G6PD deficiency was mainly found in populations originating from tropical and subtropical areas of the world. The geographical distribution was similar to that of falciparum malaria, and suggested G6PD deficiency similar to the sickling trait owed its distribution to selection by this malaria organism [29]. The deficiency of G6PD is found in a belt extending from the Mediterranean area through Southwest Asia and India to Southeast Asia. Several epidemiological studies have identified pockets in Asia and the Middle East with prevalence of the disease as high as 62% in Kurdish Jews [30] and 31% in Northern Vietnam [31]. Frequency of G6PD deficiency varies worldwide among different ethnic groups ranging from 20 to 30% in Greece, 6% in Saudi Arabia, and 5.5% in South China [32]. In Africa, the prevalence of G6PD deficiency has been reported as high as 28.1% in Southwest Nigeria [33], 22.5% in Congo (Brazzaville) [34], 15.7% in Mali (Bamako) [35], 13.0% in Uganda [36], and 9.0−15.5% in Gabon [37]. Numerous reports have been published on this genetic disorder in various Asian countries like Indonesia [38], Thailand [39], Malaysia [40], Taiwan [41], Bangladesh [42], Pakistan [43, 44], China [45], and Myanmar [46]. In Southeast Asia, the prevalence of G6PD deficiency differs greatly by region and ethic group and variants are similarly diverse. For example, in Myanmar, Iwai et al. [47] found prevalence of G6PD deficiency as high as 10.8% for the Shan people, 7.3% in the dominant ethnic group the Burma, and absent in the Akha, despite a regional proximity to the Shan. Table 2 shows percentages of G6PD deficiency reported from several Mediterranean, African, and Asian countries. As evident from the table, the highest frequency of G6PD deficiency is in Mediterranean countries like Syria (30%) and Southwest Asia like Saudi Arabia (39.8%), but frequency is low in Southeast Asian countries like China (5.5%), Bangladesh (3.33–20%), Myanmar (10.8%), and Vietnam (2.3%).

tab2
Table 2: Percentage of G6PD deficiency in different populations.
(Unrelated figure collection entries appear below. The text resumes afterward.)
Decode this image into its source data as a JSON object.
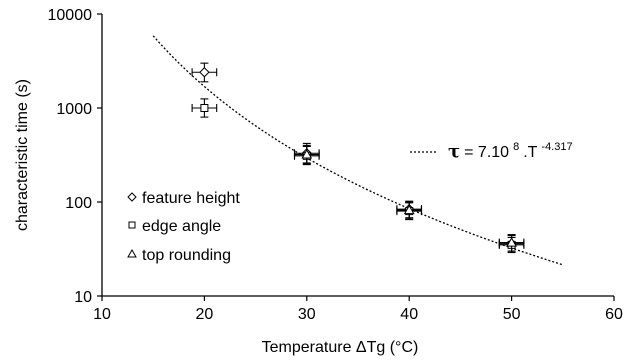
{
  "chart_data": {
    "type": "scatter",
    "xlabel": "Temperature ΔTg (°C)",
    "ylabel": "characteristic time (s)",
    "xlim": [
      10,
      60
    ],
    "ylim": [
      10,
      10000
    ],
    "yscale": "log",
    "x_ticks": [
      "10",
      "20",
      "30",
      "40",
      "50",
      "60"
    ],
    "y_ticks": [
      "10",
      "100",
      "1000",
      "10000"
    ],
    "grid": false,
    "legend_position": "left",
    "series": [
      {
        "name": "feature height",
        "marker": "diamond",
        "points": [
          {
            "x": 20,
            "y": 2400,
            "xerr": 1.2,
            "yerr_low": 1900,
            "yerr_high": 3000
          },
          {
            "x": 30,
            "y": 330,
            "xerr": 1.2,
            "yerr_low": 260,
            "yerr_high": 420
          },
          {
            "x": 40,
            "y": 84,
            "xerr": 1.2,
            "yerr_low": 68,
            "yerr_high": 102
          },
          {
            "x": 50,
            "y": 36,
            "xerr": 1.2,
            "yerr_low": 30,
            "yerr_high": 44
          }
        ]
      },
      {
        "name": "edge angle",
        "marker": "square",
        "points": [
          {
            "x": 20,
            "y": 1000,
            "xerr": 1.2,
            "yerr_low": 800,
            "yerr_high": 1250
          },
          {
            "x": 30,
            "y": 310,
            "xerr": 1.2,
            "yerr_low": 250,
            "yerr_high": 390
          },
          {
            "x": 40,
            "y": 80,
            "xerr": 1.2,
            "yerr_low": 65,
            "yerr_high": 98
          },
          {
            "x": 50,
            "y": 35,
            "xerr": 1.2,
            "yerr_low": 29,
            "yerr_high": 42
          }
        ]
      },
      {
        "name": "top rounding",
        "marker": "triangle",
        "points": [
          {
            "x": 30,
            "y": 320,
            "xerr": 1.2,
            "yerr_low": 255,
            "yerr_high": 400
          },
          {
            "x": 40,
            "y": 82,
            "xerr": 1.2,
            "yerr_low": 66,
            "yerr_high": 100
          },
          {
            "x": 50,
            "y": 37,
            "xerr": 1.2,
            "yerr_low": 30,
            "yerr_high": 45
          }
        ]
      }
    ],
    "fit": {
      "style": "dotted",
      "coefficient": 700000000,
      "exponent": -4.317,
      "x_range": [
        15,
        55
      ]
    },
    "annotation": {
      "tau": "τ",
      "equals": " = 7.10",
      "exp1": "8",
      "mid": ".T",
      "exp2": "-4.317"
    }
  }
}
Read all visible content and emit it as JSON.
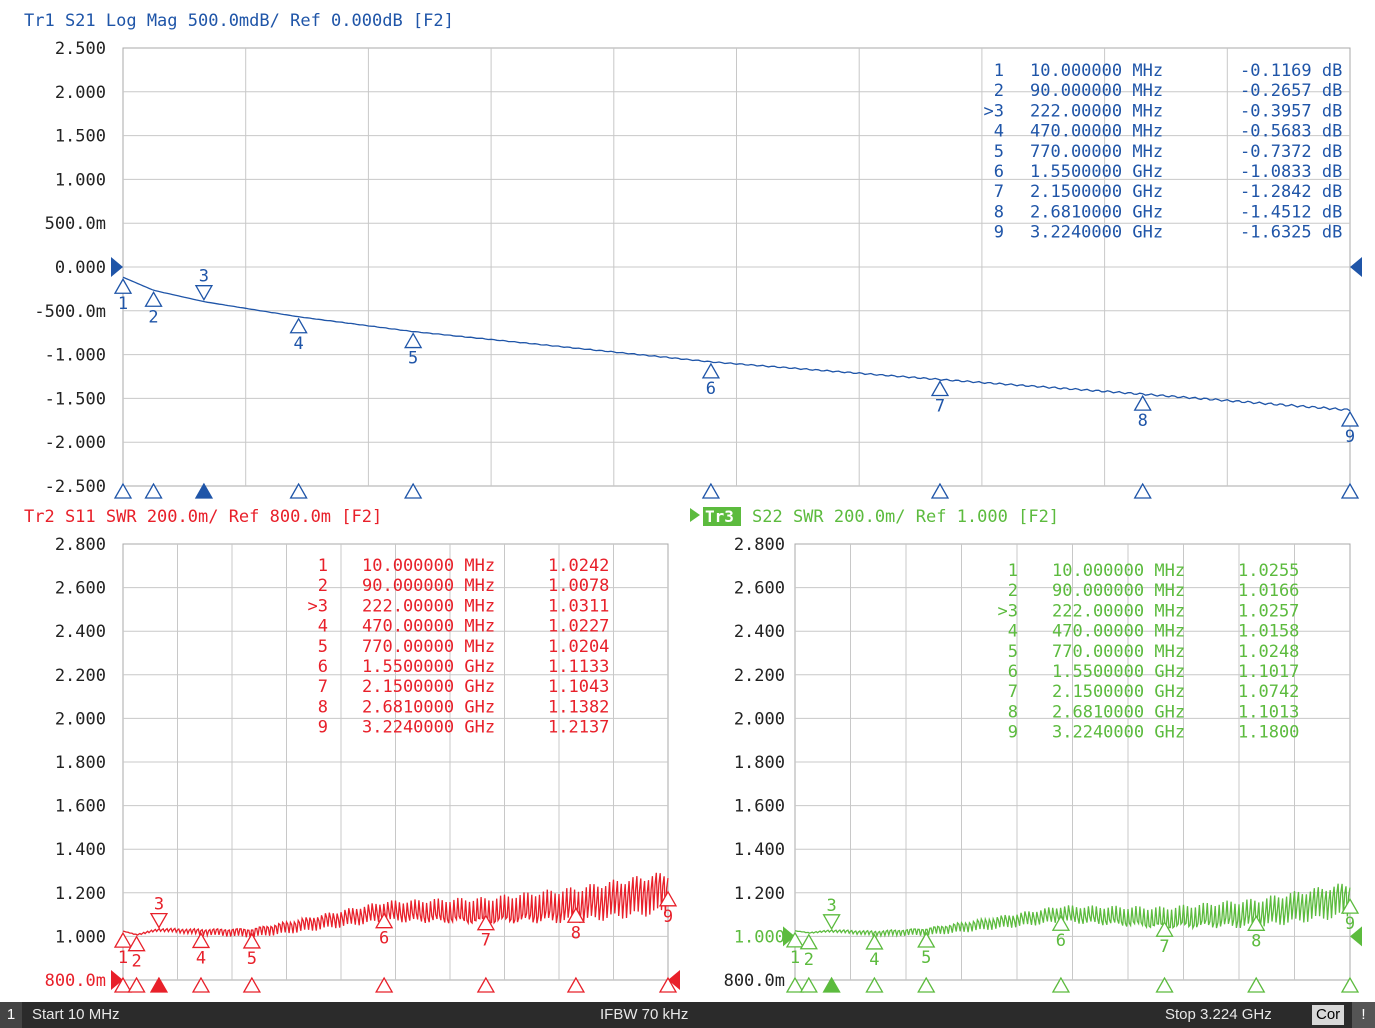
{
  "status_bar": {
    "channel": "1",
    "start": "Start 10 MHz",
    "ifbw": "IFBW 70 kHz",
    "stop": "Stop 3.224 GHz",
    "correction": "Cor",
    "warning": "!"
  },
  "chart_data": [
    {
      "id": "tr1",
      "type": "line",
      "title": "Tr1 S21 Log Mag 500.0mdB/ Ref 0.000dB [F2]",
      "color": "#1f55a8",
      "ylim": [
        -2.5,
        2.5
      ],
      "xlim_hz": [
        10000000,
        3224000000
      ],
      "ytick_labels": [
        "2.500",
        "2.000",
        "1.500",
        "1.000",
        "500.0m",
        "0.000",
        "-500.0m",
        "-1.000",
        "-1.500",
        "-2.000",
        "-2.500"
      ],
      "ref_value": 0.0,
      "grid": true,
      "series": [
        {
          "x": [
            10000000,
            90000000,
            222000000,
            470000000,
            770000000,
            1550000000,
            2150000000,
            2681000000,
            3224000000
          ],
          "values": [
            -0.1169,
            -0.2657,
            -0.3957,
            -0.5683,
            -0.7372,
            -1.0833,
            -1.2842,
            -1.4512,
            -1.6325
          ]
        }
      ],
      "markers": [
        {
          "label": "1",
          "freq": "10.000000 MHz",
          "value": "-0.1169 dB"
        },
        {
          "label": "2",
          "freq": "90.000000 MHz",
          "value": "-0.2657 dB"
        },
        {
          "label": ">3",
          "freq": "222.00000 MHz",
          "value": "-0.3957 dB"
        },
        {
          "label": "4",
          "freq": "470.00000 MHz",
          "value": "-0.5683 dB"
        },
        {
          "label": "5",
          "freq": "770.00000 MHz",
          "value": "-0.7372 dB"
        },
        {
          "label": "6",
          "freq": "1.5500000 GHz",
          "value": "-1.0833 dB"
        },
        {
          "label": "7",
          "freq": "2.1500000 GHz",
          "value": "-1.2842 dB"
        },
        {
          "label": "8",
          "freq": "2.6810000 GHz",
          "value": "-1.4512 dB"
        },
        {
          "label": "9",
          "freq": "3.2240000 GHz",
          "value": "-1.6325 dB"
        }
      ]
    },
    {
      "id": "tr2",
      "type": "line",
      "title": "Tr2 S11 SWR 200.0m/ Ref 800.0m [F2]",
      "color": "#e8202a",
      "ylim": [
        0.8,
        2.8
      ],
      "xlim_hz": [
        10000000,
        3224000000
      ],
      "ytick_labels": [
        "2.800",
        "2.600",
        "2.400",
        "2.200",
        "2.000",
        "1.800",
        "1.600",
        "1.400",
        "1.200",
        "1.000",
        "800.0m"
      ],
      "ref_value": 0.8,
      "grid": true,
      "ripple": 0.11,
      "series": [
        {
          "x": [
            10000000,
            90000000,
            222000000,
            470000000,
            770000000,
            1550000000,
            2150000000,
            2681000000,
            3224000000
          ],
          "values": [
            1.0242,
            1.0078,
            1.0311,
            1.0227,
            1.0204,
            1.1133,
            1.1043,
            1.1382,
            1.2137
          ]
        }
      ],
      "markers": [
        {
          "label": "1",
          "freq": "10.000000 MHz",
          "value": "1.0242"
        },
        {
          "label": "2",
          "freq": "90.000000 MHz",
          "value": "1.0078"
        },
        {
          "label": ">3",
          "freq": "222.00000 MHz",
          "value": "1.0311"
        },
        {
          "label": "4",
          "freq": "470.00000 MHz",
          "value": "1.0227"
        },
        {
          "label": "5",
          "freq": "770.00000 MHz",
          "value": "1.0204"
        },
        {
          "label": "6",
          "freq": "1.5500000 GHz",
          "value": "1.1133"
        },
        {
          "label": "7",
          "freq": "2.1500000 GHz",
          "value": "1.1043"
        },
        {
          "label": "8",
          "freq": "2.6810000 GHz",
          "value": "1.1382"
        },
        {
          "label": "9",
          "freq": "3.2240000 GHz",
          "value": "1.2137"
        }
      ]
    },
    {
      "id": "tr3",
      "type": "line",
      "title_badge": "Tr3",
      "title": "S22 SWR 200.0m/ Ref 1.000 [F2]",
      "color": "#5cbb3e",
      "ylim": [
        0.8,
        2.8
      ],
      "xlim_hz": [
        10000000,
        3224000000
      ],
      "ytick_labels": [
        "2.800",
        "2.600",
        "2.400",
        "2.200",
        "2.000",
        "1.800",
        "1.600",
        "1.400",
        "1.200",
        "1.000",
        "800.0m"
      ],
      "ref_value": 1.0,
      "grid": true,
      "ripple": 0.09,
      "series": [
        {
          "x": [
            10000000,
            90000000,
            222000000,
            470000000,
            770000000,
            1550000000,
            2150000000,
            2681000000,
            3224000000
          ],
          "values": [
            1.0255,
            1.0166,
            1.0257,
            1.0158,
            1.0248,
            1.1017,
            1.0742,
            1.1013,
            1.18
          ]
        }
      ],
      "markers": [
        {
          "label": "1",
          "freq": "10.000000 MHz",
          "value": "1.0255"
        },
        {
          "label": "2",
          "freq": "90.000000 MHz",
          "value": "1.0166"
        },
        {
          "label": ">3",
          "freq": "222.00000 MHz",
          "value": "1.0257"
        },
        {
          "label": "4",
          "freq": "470.00000 MHz",
          "value": "1.0158"
        },
        {
          "label": "5",
          "freq": "770.00000 MHz",
          "value": "1.0248"
        },
        {
          "label": "6",
          "freq": "1.5500000 GHz",
          "value": "1.1017"
        },
        {
          "label": "7",
          "freq": "2.1500000 GHz",
          "value": "1.0742"
        },
        {
          "label": "8",
          "freq": "2.6810000 GHz",
          "value": "1.1013"
        },
        {
          "label": "9",
          "freq": "3.2240000 GHz",
          "value": "1.1800"
        }
      ]
    }
  ]
}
Investigations of enzyme in different human populations have shown more than 300 variants, and most of them are relatively rare, but some have appreciable frequencies in certain localized populations [48, 49]. So far several different G6PD variants are reported from India, namely, G6PD* Mediterranean, G6PD* Orissa, G6PD* Andhra Pradesh, G6PD*Cutch, G6PD* Jammu, G6PD* Kerala-Kalyan, G6PD*Porbandar, G6PD*Chatham, G6PD* Insuli, G6PD*Coimbra, and G6PD*West Bengal have been reported from India.

Early detection and prevention is the key strategy to successful management and control of G6PD deficiency. Genetic counseling, prenatal diagnosis, health education, and public awareness can provide benefits by way of preventive genetics to the affected individuals and their families. It is emphasized that there is further need to evaluate the clinical and prognostic aspects of the G6PD enzyme deficiency among the population of Eastern Uttar Pradesh, which will yield some definite insights into this genetic health problem in Uttar Pradesh.

Acknowledgments

The authors are grateful to the scheduled caste population of Uttar Pradesh, who participated in this study and without their cooperation this study could not be completed. The financial support from the University Grants Commission, New Delhi (Grant no. 39–968/2010(SR)) to P. Kumar is gratefully acknowledged.